Anti-SARS-CoV-2 NAbs after BNT162b2 or AZD1222 Vaccine in Patients With Plasma Cell Neoplasms

Terpos et al (August 2021)14 reported the results from an ongoing, large, prospective study (clinicaltrials.gov identifier: NCT04743388) evaluating the development of anti-SARS-CoV-2 NAbs after vaccination with either BNT162b2 or AZD1222 vaccine in patients with plasma cell neoplasms.

Study Design/Methods

  • Prospective, observational, single country (Greece)
  • Arms:
    • MM patients
    • Healthy control patients of similar age and gender
  • Inclusion criteria: ≥18 years; presence of MGUS; active MM or sMM; vaccination eligibility as determined by the IMS.
  • Exclusion criteria: end stage renal disease; HIV or active hepatitis B and C infection; an autoimmune disorder or active malignant disease, previous hospitalization due to allergy (anaphylaxis); prior diagnosis of COVID-19.
  • Primary endpoint: NAb development against SARS-CoV-2 on day 22 (D22) and on day 50 (D50)
  • NAbs were measured by ELISA from serum collected on day 1 (D1; before first BNT162b2 dose or AZD1222 dose), D22 (before second BNT162b2 dose or 3 weeks after the first AZD1222 dose), and D50 (4 weeks after the second dose of the BNT16b2 or 7 weeks after the first AZD1222 dose).

Results

Patient Characteristics
  • The study population included 276 patients with plasma cell neoplasms and 226 healthy controls who were matched for age and gender.
    • In the MM patient arm, 215 (77.8%) received the BNT162b2 vaccine and 61 (22.1%) received the AZD1222 vaccine.
    • In the control arm, 171 (75.66%) received the BNT162b2 vaccine and 55 (24.34%) received the AZD1222 vaccine (P=0.56).
  • Baseline MM patient and disease characteristics are summarized in Table: Patient Baseline Characteristics.

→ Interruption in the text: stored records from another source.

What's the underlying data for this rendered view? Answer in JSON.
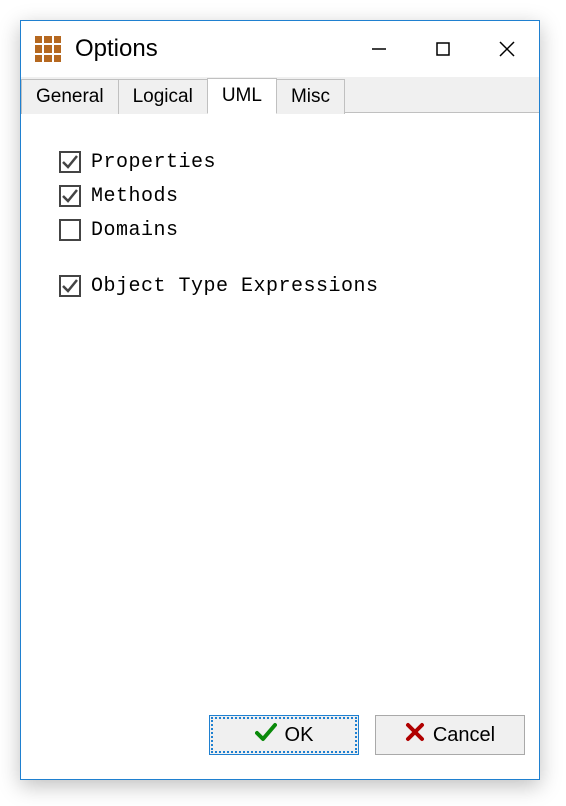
{
  "window": {
    "title": "Options"
  },
  "tabs": [
    {
      "label": "General",
      "active": false
    },
    {
      "label": "Logical",
      "active": false
    },
    {
      "label": "UML",
      "active": true
    },
    {
      "label": "Misc",
      "active": false
    }
  ],
  "checkboxes": {
    "properties": {
      "label": "Properties",
      "checked": true
    },
    "methods": {
      "label": "Methods",
      "checked": true
    },
    "domains": {
      "label": "Domains",
      "checked": false
    },
    "objtype": {
      "label": "Object Type Expressions",
      "checked": true
    }
  },
  "buttons": {
    "ok": {
      "label": "OK"
    },
    "cancel": {
      "label": "Cancel"
    }
  }
}
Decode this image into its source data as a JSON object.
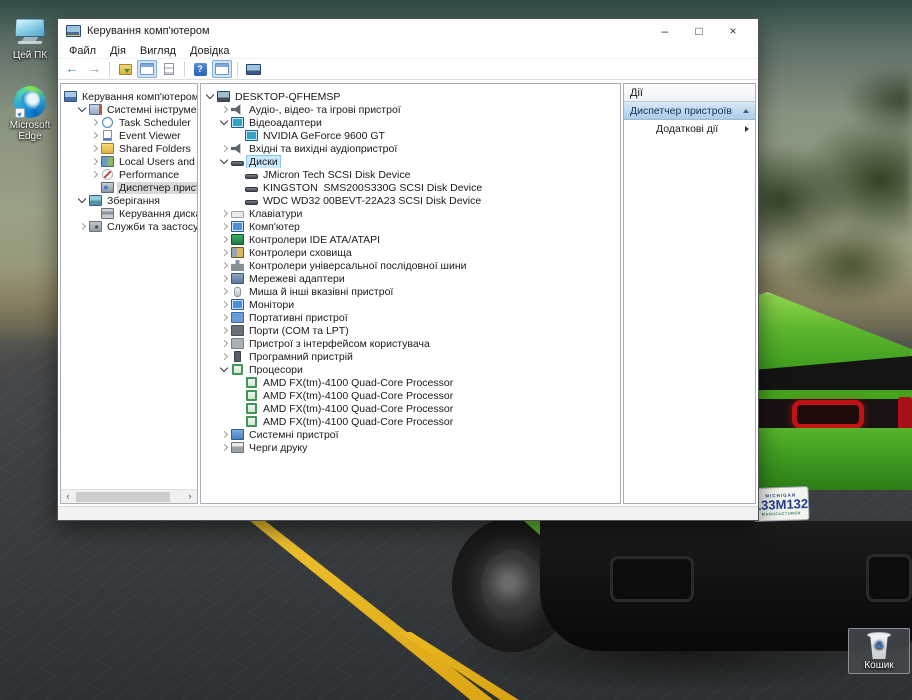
{
  "desktop": {
    "colors": {
      "car_green": "#4fae24",
      "road": "#3c3f41",
      "line_yellow": "#e2ac1e",
      "sky_blur": "#8a947f"
    },
    "icons": [
      {
        "name": "this-pc",
        "label": "Цей ПК"
      },
      {
        "name": "microsoft-edge",
        "label": "Microsoft Edge"
      },
      {
        "name": "recycle-bin",
        "label": "Кошик"
      }
    ],
    "license_plate": {
      "state": "MICHIGAN",
      "number": "133M132",
      "caption": "MANUFACTURER"
    }
  },
  "window": {
    "title": "Керування комп'ютером",
    "controls": {
      "minimize": "–",
      "maximize": "□",
      "close": "×"
    },
    "menu": [
      "Файл",
      "Дія",
      "Вигляд",
      "Довідка"
    ],
    "toolbar": [
      {
        "name": "back-icon"
      },
      {
        "name": "forward-icon"
      },
      {
        "name": "separator"
      },
      {
        "name": "export-list-icon"
      },
      {
        "name": "show-console-tree-icon",
        "toggled": true
      },
      {
        "name": "properties-icon"
      },
      {
        "name": "separator"
      },
      {
        "name": "help-icon"
      },
      {
        "name": "show-action-pane-icon",
        "toggled": true
      },
      {
        "name": "separator"
      },
      {
        "name": "remote-computer-icon"
      }
    ],
    "console_tree": {
      "items": [
        {
          "level": 0,
          "expander": "",
          "icon": "computer-management-icon",
          "label": "Керування комп'ютером (лок"
        },
        {
          "level": 1,
          "expander": "v",
          "icon": "system-tools-icon",
          "label": "Системні інструменти"
        },
        {
          "level": 2,
          "expander": ">",
          "icon": "task-scheduler-icon",
          "label": "Task Scheduler"
        },
        {
          "level": 2,
          "expander": ">",
          "icon": "event-viewer-icon",
          "label": "Event Viewer"
        },
        {
          "level": 2,
          "expander": ">",
          "icon": "shared-folders-icon",
          "label": "Shared Folders"
        },
        {
          "level": 2,
          "expander": ">",
          "icon": "local-users-icon",
          "label": "Local Users and Groups"
        },
        {
          "level": 2,
          "expander": ">",
          "icon": "performance-icon",
          "label": "Performance"
        },
        {
          "level": 2,
          "expander": "",
          "icon": "device-manager-icon",
          "label": "Диспетчер пристроїв",
          "selected": "inactive"
        },
        {
          "level": 1,
          "expander": "v",
          "icon": "storage-icon",
          "label": "Зберігання"
        },
        {
          "level": 2,
          "expander": "",
          "icon": "disk-management-icon",
          "label": "Керування дисками"
        },
        {
          "level": 1,
          "expander": ">",
          "icon": "services-icon",
          "label": "Служби та застосунки"
        }
      ]
    },
    "device_tree": {
      "items": [
        {
          "level": 0,
          "expander": "v",
          "icon": "computer-icon",
          "label": "DESKTOP-QFHEMSP"
        },
        {
          "level": 1,
          "expander": ">",
          "icon": "audio-icon",
          "label": "Аудіо-, відео- та ігрові пристрої"
        },
        {
          "level": 1,
          "expander": "v",
          "icon": "display-adapter-icon",
          "label": "Відеоадаптери"
        },
        {
          "level": 2,
          "expander": "",
          "icon": "display-adapter-icon",
          "label": "NVIDIA GeForce 9600 GT"
        },
        {
          "level": 1,
          "expander": ">",
          "icon": "audio-icon",
          "label": "Вхідні та вихідні аудіопристрої"
        },
        {
          "level": 1,
          "expander": "v",
          "icon": "disk-icon",
          "label": "Диски",
          "selected": "active"
        },
        {
          "level": 2,
          "expander": "",
          "icon": "disk-icon",
          "label": "JMicron Tech SCSI Disk Device"
        },
        {
          "level": 2,
          "expander": "",
          "icon": "disk-icon",
          "label": "KINGSTON  SMS200S330G SCSI Disk Device"
        },
        {
          "level": 2,
          "expander": "",
          "icon": "disk-icon",
          "label": "WDC WD32 00BEVT-22A23 SCSI Disk Device"
        },
        {
          "level": 1,
          "expander": ">",
          "icon": "keyboard-icon",
          "label": "Клавіатури"
        },
        {
          "level": 1,
          "expander": ">",
          "icon": "computer-monitor-icon",
          "label": "Комп'ютер"
        },
        {
          "level": 1,
          "expander": ">",
          "icon": "ide-controller-icon",
          "label": "Контролери IDE ATA/ATAPI"
        },
        {
          "level": 1,
          "expander": ">",
          "icon": "storage-controller-icon",
          "label": "Контролери сховища"
        },
        {
          "level": 1,
          "expander": ">",
          "icon": "usb-icon",
          "label": "Контролери універсальної послідовної шини"
        },
        {
          "level": 1,
          "expander": ">",
          "icon": "network-adapter-icon",
          "label": "Мережеві адаптери"
        },
        {
          "level": 1,
          "expander": ">",
          "icon": "mouse-icon",
          "label": "Миша й інші вказівні пристрої"
        },
        {
          "level": 1,
          "expander": ">",
          "icon": "monitor-icon",
          "label": "Монітори"
        },
        {
          "level": 1,
          "expander": ">",
          "icon": "portable-device-icon",
          "label": "Портативні пристрої"
        },
        {
          "level": 1,
          "expander": ">",
          "icon": "ports-icon",
          "label": "Порти (COM та LPT)"
        },
        {
          "level": 1,
          "expander": ">",
          "icon": "hid-icon",
          "label": "Пристрої з інтерфейсом користувача"
        },
        {
          "level": 1,
          "expander": ">",
          "icon": "software-device-icon",
          "label": "Програмний пристрій"
        },
        {
          "level": 1,
          "expander": "v",
          "icon": "processor-icon",
          "label": "Процесори"
        },
        {
          "level": 2,
          "expander": "",
          "icon": "processor-icon",
          "label": "AMD FX(tm)-4100 Quad-Core Processor"
        },
        {
          "level": 2,
          "expander": "",
          "icon": "processor-icon",
          "label": "AMD FX(tm)-4100 Quad-Core Processor"
        },
        {
          "level": 2,
          "expander": "",
          "icon": "processor-icon",
          "label": "AMD FX(tm)-4100 Quad-Core Processor"
        },
        {
          "level": 2,
          "expander": "",
          "icon": "processor-icon",
          "label": "AMD FX(tm)-4100 Quad-Core Processor"
        },
        {
          "level": 1,
          "expander": ">",
          "icon": "system-devices-icon",
          "label": "Системні пристрої"
        },
        {
          "level": 1,
          "expander": ">",
          "icon": "print-queue-icon",
          "label": "Черги друку"
        }
      ]
    },
    "actions_pane": {
      "header": "Дії",
      "group_title": "Диспетчер пристроїв",
      "items": [
        {
          "label": "Додаткові дії"
        }
      ]
    }
  }
}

Patient Baseline Characteristics14
Patient Characteristic
MM Patients
(N=276)
   Median age, years (IQR)
74 (62-80)
   Female, n (%)
125 (45.3)
   Male, n (%)
151 (54.7)
MM Status, n (%)
   Active Myeloma
213 (77.2)
   sMM
38 (13.7)
   MGUS
25 (9.1)
ISS stage, n (%)
   ISS-1
83 (39.1)
   ISS-2
74 (34.9)
   ISS-3
55 (26)
   RISS-1a
41 (27.5)
   RISS-2
88 (59)
   RISS-3
20 (13.5)
MM Treatment line, median (IQR)
2 (1-3)
MM Treatment, n (%)
   MM off treatment
34 (16)
   DARZALEX monotherapy
9 (4.2)
   DARZALEX + PI
14 (6.6)
   Anti-CD38 + IMiD
29 (13.6)
   Other anti-CD38 combinations
3 (1.4)
   Other IMiD combinations
26 (12.2)
   Other PI combinations
16 (7.5)
   PI + IMiD Combinations
37 (17.4)
   Lenalidomide maintenance
33 (15.5)
   Cyclophosphamide-Dexamethasone
1 (0.4)
   Belantamab monotherapy, n (%)
3 (1.4)
   Belantamab combinations
8 (3.8)
Abbreviations: CD38, cluster of differentiation 38; IMiD, immunomodulatory imide drug; IQR, interquartile range; ISS, International Staging System; MGUS, monoclonal gammopathy of undetermined significance; MM; multiple myeloma; PI, proteasome inhibitor; RISS, Revised International Staging System; sMM, smoldering multiple myeloma.aAvailable data for RISS only for 149 patients.
Efficacy
  • At baseline on D1, there were no differences in NAb titers between MM patients and healthy controls (P=0.7).
  • On D22, there was no difference between patients who were vaccinated with BNT162b2 or AZD1222 in NAb titer values or the number of patients who developed NAb titers ≥30% (positive titer) or ≥50% (clinically relevant viral inhibition).
  • On D22 and D50, MM patients presented with lower NAb titers compared to healthy controls. NAb results are summarized in Table: NAb Titers on Day 22 and Day 50.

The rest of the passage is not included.